Rz. 48
Nach § 12 GBO ist die Einsicht des Grundbuchs jedem gestattet, der ein berechtigtes Interesse darlegt. Dieses Einsichtsrecht erstreckt sich auf Urkunden, auf die im Grundbuch zur Ergänzung einer Eintragung Bezug genommen ist, und auch auf noch nicht erledigte Eintragungs- und Löschungsanträge. Der Testamentserbe hat sein berechtigtes Interesse i.d.R. mit je einer beglaubigten Abschrift des Testaments und des Eröffnungsprotokolls glaubhaft zu machen.
Rz. 49
Das berechtigte Interesse ist umfassender als das rechtliche Interesse. Es ist gegeben, wenn zur Überzeugung des Grundbuchamts ein verständiges, durch die Sachlage gerechtfertigtes Interesse des Antragstellers dargelegt wird, wobei auch ein bloß tatsächliches, insbesondere wirtschaftliches Interesse das Recht auf Grundbucheinsicht begründen kann. Sachliche Gründe, die die Verfolgung unbefugter Zwecke oder bloßer Neugier ausgeschlossen erscheinen lassen, reichen aus. In diesem Rahmen umfasst das Einsichtsrecht auch die in Bezug genommenen Urkunden (§ 12 Abs. 1 S. 2 GBO) und über § 12 Abs. 3 Nr. 1 GBO i.V.m. § 46 GBV den übrigen Inhalt der Grundakten, auch wenn dieser keinen unmittelbaren Bezug zur Grundbucheintragung hat.
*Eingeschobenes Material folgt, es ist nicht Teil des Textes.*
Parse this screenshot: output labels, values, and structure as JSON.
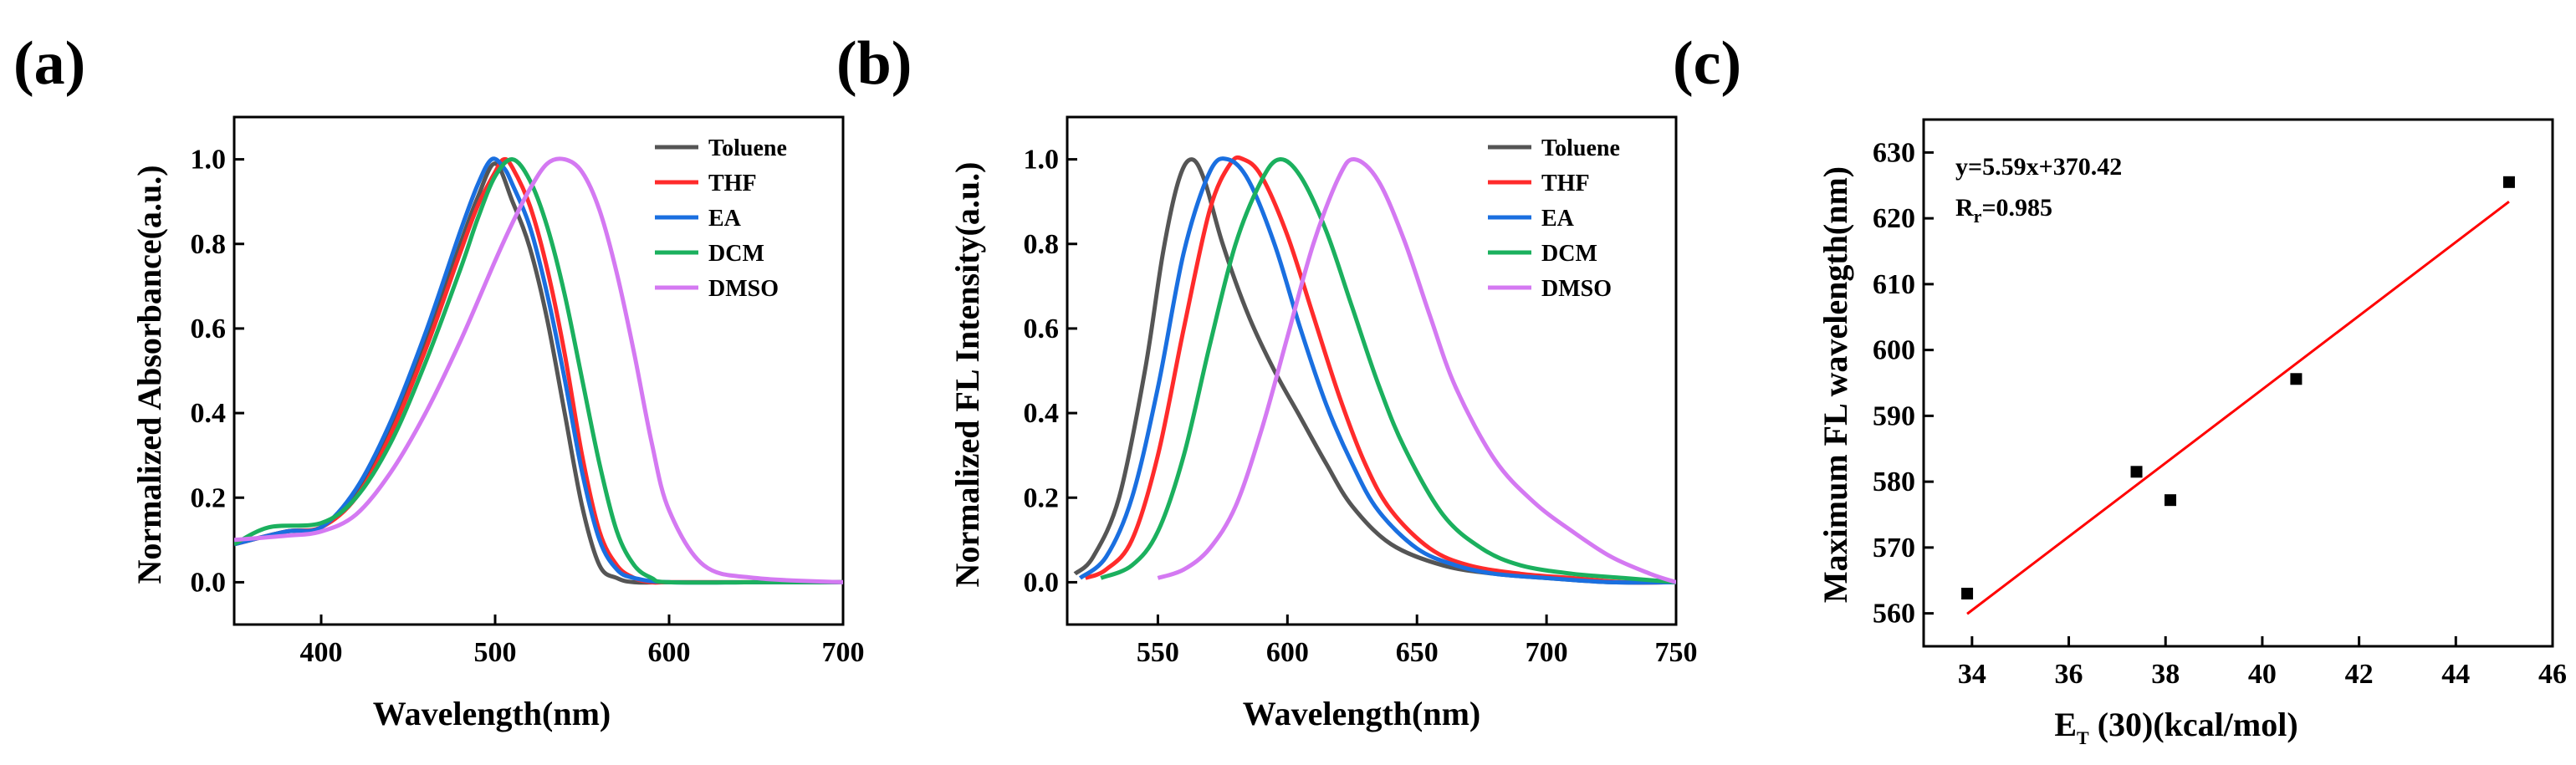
{
  "chart_data": [
    {
      "type": "line",
      "panel_label": "(a)",
      "title": "",
      "xlabel": "Wavelength(nm)",
      "ylabel": "Normalized Absorbance(a.u.)",
      "xlim": [
        350,
        700
      ],
      "ylim": [
        -0.1,
        1.1
      ],
      "xticks": [
        400,
        500,
        600,
        700
      ],
      "yticks": [
        0.0,
        0.2,
        0.4,
        0.6,
        0.8,
        1.0
      ],
      "xtick_labels": [
        "400",
        "500",
        "600",
        "700"
      ],
      "ytick_labels": [
        "0.0",
        "0.2",
        "0.4",
        "0.6",
        "0.8",
        "1.0"
      ],
      "legend_position": "top-right",
      "series": [
        {
          "name": "Toluene",
          "color": "#555555",
          "x": [
            350,
            380,
            400,
            420,
            440,
            460,
            480,
            490,
            500,
            510,
            520,
            530,
            540,
            550,
            560,
            570,
            580,
            600,
            650,
            700
          ],
          "values": [
            0.09,
            0.12,
            0.13,
            0.21,
            0.37,
            0.57,
            0.8,
            0.91,
            0.99,
            0.9,
            0.79,
            0.62,
            0.4,
            0.18,
            0.04,
            0.01,
            0.0,
            0.0,
            0.0,
            0.0
          ]
        },
        {
          "name": "THF",
          "color": "#ff2b2b",
          "x": [
            350,
            380,
            400,
            420,
            440,
            460,
            480,
            490,
            500,
            505,
            510,
            520,
            530,
            540,
            550,
            560,
            570,
            580,
            590,
            600,
            650,
            700
          ],
          "values": [
            0.09,
            0.12,
            0.13,
            0.2,
            0.35,
            0.55,
            0.78,
            0.89,
            0.97,
            1.0,
            0.98,
            0.89,
            0.74,
            0.54,
            0.3,
            0.12,
            0.04,
            0.01,
            0.0,
            0.0,
            0.0,
            0.0
          ]
        },
        {
          "name": "EA",
          "color": "#1a6fe0",
          "x": [
            350,
            380,
            400,
            420,
            440,
            460,
            480,
            490,
            498,
            505,
            510,
            520,
            530,
            540,
            550,
            560,
            570,
            580,
            600,
            650,
            700
          ],
          "values": [
            0.09,
            0.12,
            0.13,
            0.22,
            0.38,
            0.59,
            0.83,
            0.94,
            1.0,
            0.98,
            0.94,
            0.84,
            0.68,
            0.48,
            0.26,
            0.1,
            0.03,
            0.01,
            0.0,
            0.0,
            0.0
          ]
        },
        {
          "name": "DCM",
          "color": "#1bb05e",
          "x": [
            350,
            370,
            400,
            420,
            440,
            460,
            480,
            490,
            500,
            510,
            520,
            530,
            540,
            550,
            560,
            570,
            580,
            590,
            600,
            650,
            700
          ],
          "values": [
            0.09,
            0.13,
            0.14,
            0.2,
            0.33,
            0.52,
            0.74,
            0.86,
            0.96,
            1.0,
            0.95,
            0.84,
            0.68,
            0.48,
            0.28,
            0.12,
            0.04,
            0.01,
            0.0,
            0.0,
            0.0
          ]
        },
        {
          "name": "DMSO",
          "color": "#d479f2",
          "x": [
            350,
            380,
            400,
            420,
            440,
            460,
            480,
            500,
            510,
            520,
            530,
            540,
            550,
            560,
            570,
            580,
            590,
            600,
            620,
            650,
            700
          ],
          "values": [
            0.1,
            0.11,
            0.12,
            0.16,
            0.26,
            0.4,
            0.57,
            0.76,
            0.85,
            0.93,
            0.99,
            1.0,
            0.97,
            0.88,
            0.73,
            0.54,
            0.33,
            0.17,
            0.04,
            0.01,
            0.0
          ]
        }
      ]
    },
    {
      "type": "line",
      "panel_label": "(b)",
      "title": "",
      "xlabel": "Wavelength(nm)",
      "ylabel": "Normalized FL Intensity(a.u.)",
      "xlim": [
        515,
        750
      ],
      "ylim": [
        -0.1,
        1.1
      ],
      "xticks": [
        550,
        600,
        650,
        700,
        750
      ],
      "yticks": [
        0.0,
        0.2,
        0.4,
        0.6,
        0.8,
        1.0
      ],
      "xtick_labels": [
        "550",
        "600",
        "650",
        "700",
        "750"
      ],
      "ytick_labels": [
        "0.0",
        "0.2",
        "0.4",
        "0.6",
        "0.8",
        "1.0"
      ],
      "legend_position": "top-right",
      "series": [
        {
          "name": "Toluene",
          "color": "#555555",
          "x": [
            518,
            525,
            535,
            545,
            552,
            558,
            563,
            568,
            575,
            585,
            595,
            605,
            615,
            625,
            640,
            660,
            680,
            700,
            725,
            750
          ],
          "values": [
            0.02,
            0.06,
            0.2,
            0.5,
            0.78,
            0.95,
            1.0,
            0.95,
            0.8,
            0.63,
            0.5,
            0.39,
            0.28,
            0.18,
            0.09,
            0.04,
            0.02,
            0.01,
            0.0,
            0.0
          ]
        },
        {
          "name": "THF",
          "color": "#ff2b2b",
          "x": [
            522,
            530,
            540,
            550,
            560,
            570,
            578,
            583,
            590,
            600,
            610,
            620,
            630,
            640,
            655,
            670,
            690,
            710,
            730,
            750
          ],
          "values": [
            0.01,
            0.03,
            0.1,
            0.3,
            0.6,
            0.88,
            0.99,
            1.0,
            0.96,
            0.82,
            0.63,
            0.44,
            0.28,
            0.17,
            0.08,
            0.04,
            0.02,
            0.01,
            0.0,
            0.0
          ]
        },
        {
          "name": "EA",
          "color": "#1a6fe0",
          "x": [
            520,
            530,
            540,
            550,
            560,
            570,
            577,
            585,
            595,
            605,
            615,
            625,
            635,
            650,
            665,
            680,
            700,
            725,
            750
          ],
          "values": [
            0.01,
            0.06,
            0.2,
            0.46,
            0.78,
            0.97,
            1.0,
            0.95,
            0.8,
            0.6,
            0.42,
            0.28,
            0.17,
            0.08,
            0.04,
            0.02,
            0.01,
            0.0,
            0.0
          ]
        },
        {
          "name": "DCM",
          "color": "#1bb05e",
          "x": [
            528,
            540,
            550,
            560,
            570,
            580,
            590,
            597,
            605,
            615,
            625,
            635,
            645,
            660,
            675,
            690,
            710,
            730,
            750
          ],
          "values": [
            0.01,
            0.04,
            0.12,
            0.3,
            0.56,
            0.8,
            0.95,
            1.0,
            0.96,
            0.83,
            0.65,
            0.47,
            0.32,
            0.16,
            0.08,
            0.04,
            0.02,
            0.01,
            0.0
          ]
        },
        {
          "name": "DMSO",
          "color": "#d479f2",
          "x": [
            550,
            560,
            570,
            580,
            590,
            600,
            610,
            620,
            626,
            635,
            645,
            655,
            665,
            680,
            695,
            710,
            725,
            740,
            750
          ],
          "values": [
            0.01,
            0.03,
            0.08,
            0.18,
            0.36,
            0.58,
            0.8,
            0.96,
            1.0,
            0.95,
            0.81,
            0.63,
            0.46,
            0.29,
            0.19,
            0.12,
            0.06,
            0.02,
            0.0
          ]
        }
      ]
    },
    {
      "type": "scatter",
      "panel_label": "(c)",
      "title": "",
      "xlabel_main": "E",
      "xlabel_sub": "T",
      "xlabel_rest": " (30)(kcal/mol)",
      "ylabel": "Maximum FL wavelength(nm)",
      "xlim": [
        33,
        46
      ],
      "ylim": [
        555,
        635
      ],
      "xticks": [
        34,
        36,
        38,
        40,
        42,
        44,
        46
      ],
      "yticks": [
        560,
        570,
        580,
        590,
        600,
        610,
        620,
        630
      ],
      "xtick_labels": [
        "34",
        "36",
        "38",
        "40",
        "42",
        "44",
        "46"
      ],
      "ytick_labels": [
        "560",
        "570",
        "580",
        "590",
        "600",
        "610",
        "620",
        "630"
      ],
      "points": {
        "x": [
          33.9,
          37.4,
          38.1,
          40.7,
          45.1
        ],
        "y": [
          563,
          581.5,
          577.2,
          595.6,
          625.5
        ]
      },
      "fit": {
        "slope": 5.59,
        "intercept": 370.42,
        "x_range": [
          33.9,
          45.1
        ],
        "color": "#ff0000"
      },
      "equation": "y=5.59x+370.42",
      "r_label_main": "R",
      "r_label_sub": "r",
      "r_label_value": "=0.985"
    }
  ]
}
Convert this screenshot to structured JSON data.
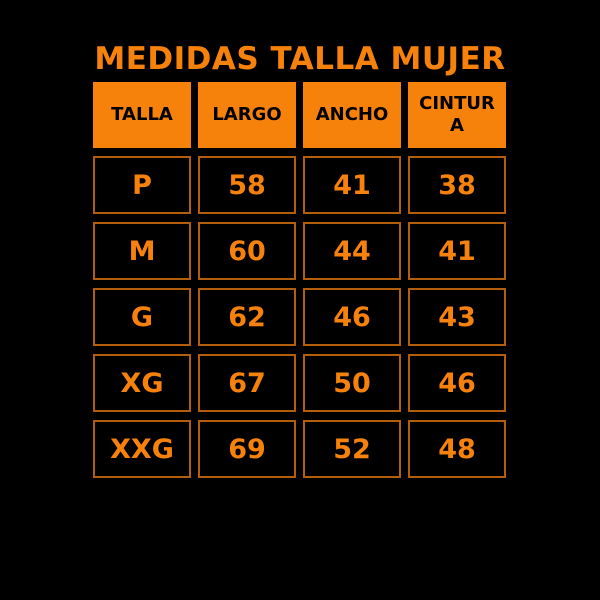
{
  "colors": {
    "background": "#000000",
    "orange": "#F7820B",
    "cell-border": "#B25E0D",
    "header-text": "#000000"
  },
  "chart_data": {
    "type": "table",
    "title": "MEDIDAS TALLA MUJER",
    "columns": [
      "TALLA",
      "LARGO",
      "ANCHO",
      "CINTURA"
    ],
    "rows": [
      [
        "P",
        58,
        41,
        38
      ],
      [
        "M",
        60,
        44,
        41
      ],
      [
        "G",
        62,
        46,
        43
      ],
      [
        "XG",
        67,
        50,
        46
      ],
      [
        "XXG",
        69,
        52,
        48
      ]
    ]
  }
}
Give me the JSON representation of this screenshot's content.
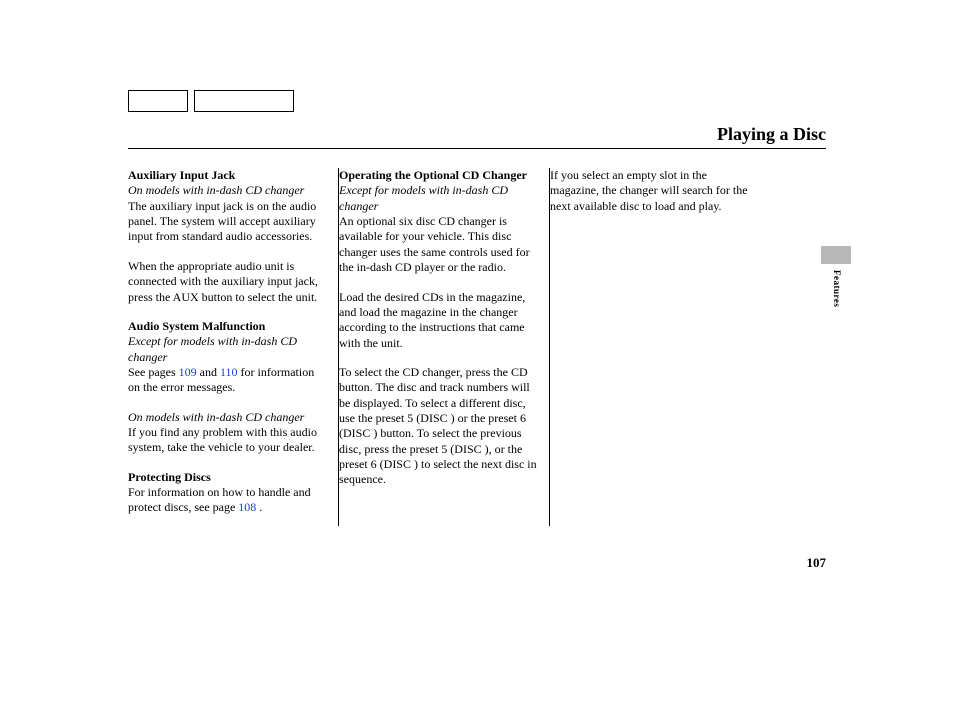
{
  "page": {
    "title": "Playing a Disc",
    "number": "107"
  },
  "side": {
    "label": "Features"
  },
  "col1": {
    "s1_head": "Auxiliary Input Jack",
    "s1_note": "On models with in-dash CD changer",
    "s1_p1": "The auxiliary input jack is on the audio panel. The system will accept auxiliary input from standard audio accessories.",
    "s1_p2": "When the appropriate audio unit is connected with the auxiliary input jack, press the AUX button to select the unit.",
    "s2_head": "Audio System Malfunction",
    "s2_note": "Except for models with in-dash CD changer",
    "s2_p1_a": "See pages ",
    "s2_p1_link1": "109",
    "s2_p1_b": " and ",
    "s2_p1_link2": "110",
    "s2_p1_c": " for information on the error messages.",
    "s2_note2": "On models with in-dash CD changer",
    "s2_p2": "If you find any problem with this audio system, take the vehicle to your dealer.",
    "s3_head": "Protecting Discs",
    "s3_p1_a": "For information on how to handle and protect discs, see page ",
    "s3_p1_link": "108",
    "s3_p1_b": " ."
  },
  "col2": {
    "s1_head": "Operating the Optional CD Changer",
    "s1_note": "Except for models with in-dash CD changer",
    "s1_p1": "An optional six disc CD changer is available for your vehicle. This disc changer uses the same controls used for the in-dash CD player or the radio.",
    "s1_p2": "Load the desired CDs in the magazine, and load the magazine in the changer according to the instructions that came with the unit.",
    "s1_p3": "To select the CD changer, press the CD button. The disc and track numbers will be displayed. To select a different disc, use the preset 5 (DISC     ) or the preset 6 (DISC     ) button. To select the previous disc, press the preset 5 (DISC     ), or the preset 6 (DISC     ) to select the next disc in sequence."
  },
  "col3": {
    "p1": "If you select an empty slot in the magazine, the changer will search for the next available disc to load and play."
  }
}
Gemäß § 12 Abs. 2 GBO und § 46 Abs. 3 GBV kann, soweit ein Einsichtsrecht besteht, auch die Übersendung von Abschriften gefordert werden.
Rz. 50
"Darlegung" bedeutet einen nachvollziehbaren Vortrag von Tatsachen in der Weise, dass dem Grundbuchamt daraus die Überzeugung von der Berechtigung des geltend gemachten Interesses verschafft wird, also mehr als die bloße Behauptung von Tatsachen und mehr als einen pauschalen Vortrag. Entscheidend ist i.d.R. das Vorbringen sachlicher Gründe, die die Verfolgung unbefugter Zwecke oder bloßer Neugier ausgeschlossen erscheinen lassen. Dies ist im Fall erbrechtlicher Ansprüche nicht grds. der Fall, sondern im Einzelfall zu prüfen.
Bloßes Behaupten von Ansprüchen und schlagwortartige Formulierungen belegen kein nachvollziehbares berechtigtes Interesse.
Rz. 51
Ein berechtigtes Interesse eines Pflichtteilsberechtigten kann bejaht werden, wenn er nach dem Tod des im Grundbuch eingetragenen Erblassers seine erbrechtlichen Ansprüche prüfen will. Das gilt auch, wenn inzwischen der Erbe als Rechtsnachfolger eingetragen ist.
Rz. 52
Dabei kann das Interesse sich nicht nur auf die Frage erstrecken, in welcher Höhe mögliche Ansprüche gegen Miterben bestehen. Können Pflichtteilsergänzungsansprüche entstanden sein, so ergibt sich das berechtigte Interesse an der Einsicht in Grundbuchblätter auch ehemaligen Grundeigentums des Erblassers allein schon zur Klärung, ob solche Ansprüche tatsächlich entstanden sind. Das Interesse umfasst auch die Einsicht in die Abteilungen II und III. Auch einem gesetzlichen Erben kann ein Pflichtteilsergänzungsanspruch nach §§ 2325, 2326 BGB zustehen. Der Zweck der Norm ist nämlich nicht nur auf einen Ausgleich bei Beeinträchtigung der Höhe des Pflichtteils durch den Erblasser beschränkt. Hat der Erblasser vor seinem Tod den Nachlass dadurch gemindert, dass er Schenkungen vorgenommen hat, steht einem Pflichtteilsberechtigten auch dann ein Ergänzungsanspruch zu, wenn er gesetzlicher oder gewillkürter Miterbe ist.
Rz. 53
Im Prinzip kommt auch der Erbe eines Pflichtteilsberechtigten in Betracht, weil der Anspruch vererblich ist (§ 2317 Abs. 2 BGB).
Rz. 54
Aus einem bloßen Verdacht lässt sich regelmäßig ein berechtigtes Interesse nicht herleiten.
Rz. 55
Nach § 12 Abs. 2 GBO können beglaubigte oder unbeglaubigte Abschriften verlangt werden.